Certaines structures situées en France pourraient faire à l'avenir, si nécessaire, l'objet d'une décision dite « d'activation » par le Conseil de l'Atlantique Nord, à l'unanimité, si la France le demandait. En l'état, pourraient être concernés : le quartier général du Corps de réaction rapide-France (CRR-Fr), situé à Lille ; le quartier général du Corps de réaction rapide européen (CRR-E), situé à Strasbourg ; le quartier général de la force aéromaritime française de réaction rapide (FRMARFOR) ; le centre d'excellence qu'est le centre d'analyse et de simulation pour la préparation aux opérations aériennes (CASPOA), localisé à Lyon-Mont-Verdun.

Actuellement, selon les chiffres communiqués par le ministère de la défense au rapporteur du Sénat, 1 485 militaires issus de pays de l'OTAN sont affectés en France. Parmi eux, 240 seraient susceptibles de bénéficier du protocole de Paris.

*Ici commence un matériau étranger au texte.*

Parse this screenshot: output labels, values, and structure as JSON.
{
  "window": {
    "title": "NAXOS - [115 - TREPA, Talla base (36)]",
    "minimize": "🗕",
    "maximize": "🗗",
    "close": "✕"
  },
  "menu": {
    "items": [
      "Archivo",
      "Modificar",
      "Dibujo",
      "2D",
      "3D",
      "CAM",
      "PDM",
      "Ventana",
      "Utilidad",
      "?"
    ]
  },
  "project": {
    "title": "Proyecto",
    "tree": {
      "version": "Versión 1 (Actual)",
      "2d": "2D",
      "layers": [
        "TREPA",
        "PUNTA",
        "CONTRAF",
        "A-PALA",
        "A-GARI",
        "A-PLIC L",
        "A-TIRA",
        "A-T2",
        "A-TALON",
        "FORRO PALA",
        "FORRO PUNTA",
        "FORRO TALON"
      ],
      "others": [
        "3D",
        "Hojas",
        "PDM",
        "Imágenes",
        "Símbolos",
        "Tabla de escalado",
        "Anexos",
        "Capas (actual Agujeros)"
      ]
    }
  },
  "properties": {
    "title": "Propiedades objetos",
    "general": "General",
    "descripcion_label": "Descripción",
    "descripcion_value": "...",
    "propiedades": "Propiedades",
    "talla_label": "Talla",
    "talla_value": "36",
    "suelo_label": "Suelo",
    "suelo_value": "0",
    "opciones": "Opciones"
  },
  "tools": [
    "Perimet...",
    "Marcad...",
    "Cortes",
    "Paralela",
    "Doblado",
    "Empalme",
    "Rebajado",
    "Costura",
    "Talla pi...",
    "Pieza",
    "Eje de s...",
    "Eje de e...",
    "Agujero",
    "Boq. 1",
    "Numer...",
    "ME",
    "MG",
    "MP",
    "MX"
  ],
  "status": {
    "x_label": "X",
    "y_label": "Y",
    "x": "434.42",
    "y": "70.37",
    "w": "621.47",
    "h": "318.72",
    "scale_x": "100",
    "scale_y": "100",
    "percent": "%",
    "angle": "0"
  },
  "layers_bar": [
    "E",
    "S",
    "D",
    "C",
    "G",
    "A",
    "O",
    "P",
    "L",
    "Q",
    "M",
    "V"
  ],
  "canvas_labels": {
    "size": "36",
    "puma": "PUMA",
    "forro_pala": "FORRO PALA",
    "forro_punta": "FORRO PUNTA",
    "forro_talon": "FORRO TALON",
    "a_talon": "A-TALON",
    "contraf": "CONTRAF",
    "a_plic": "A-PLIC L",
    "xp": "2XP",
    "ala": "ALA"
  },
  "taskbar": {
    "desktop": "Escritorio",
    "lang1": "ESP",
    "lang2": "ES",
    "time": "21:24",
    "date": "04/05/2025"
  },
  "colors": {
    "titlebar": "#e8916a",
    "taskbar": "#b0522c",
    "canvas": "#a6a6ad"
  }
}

Ainsi, à quelques mois du prochain sommet de l'OTAN, qui aura lieu les 8 et 9 juillet 2016 à Varsovie, la France, qui est l'un des très rares membres de l'Alliance à avoir une capacité militaire opérationnelle de premier plan, ne peut que gagner à conforter son influence au sein de l'Alliance en montrant qu'elle est prête, si nécessaire, à développer ses quartiers généraux en accueillant sur son sol des personnels des armées alliées dans les mêmes conditions que les autres États membres.

Au surplus, il faut toujours le rappeler, l'Alliance atlantique est une alliance défensive fondée sur le principe de l'assistance mutuelle en cas d'attaque armée contre un de ses membres, comme le prévoit l'article 5 du traité de 1949.

C'est dans cette perspective que doit être adopté, sans réserve, le présent projet de loi.

Suivant l'avis du rapporteur, la commission adopte le projet de loi (n° 3578) sans modification.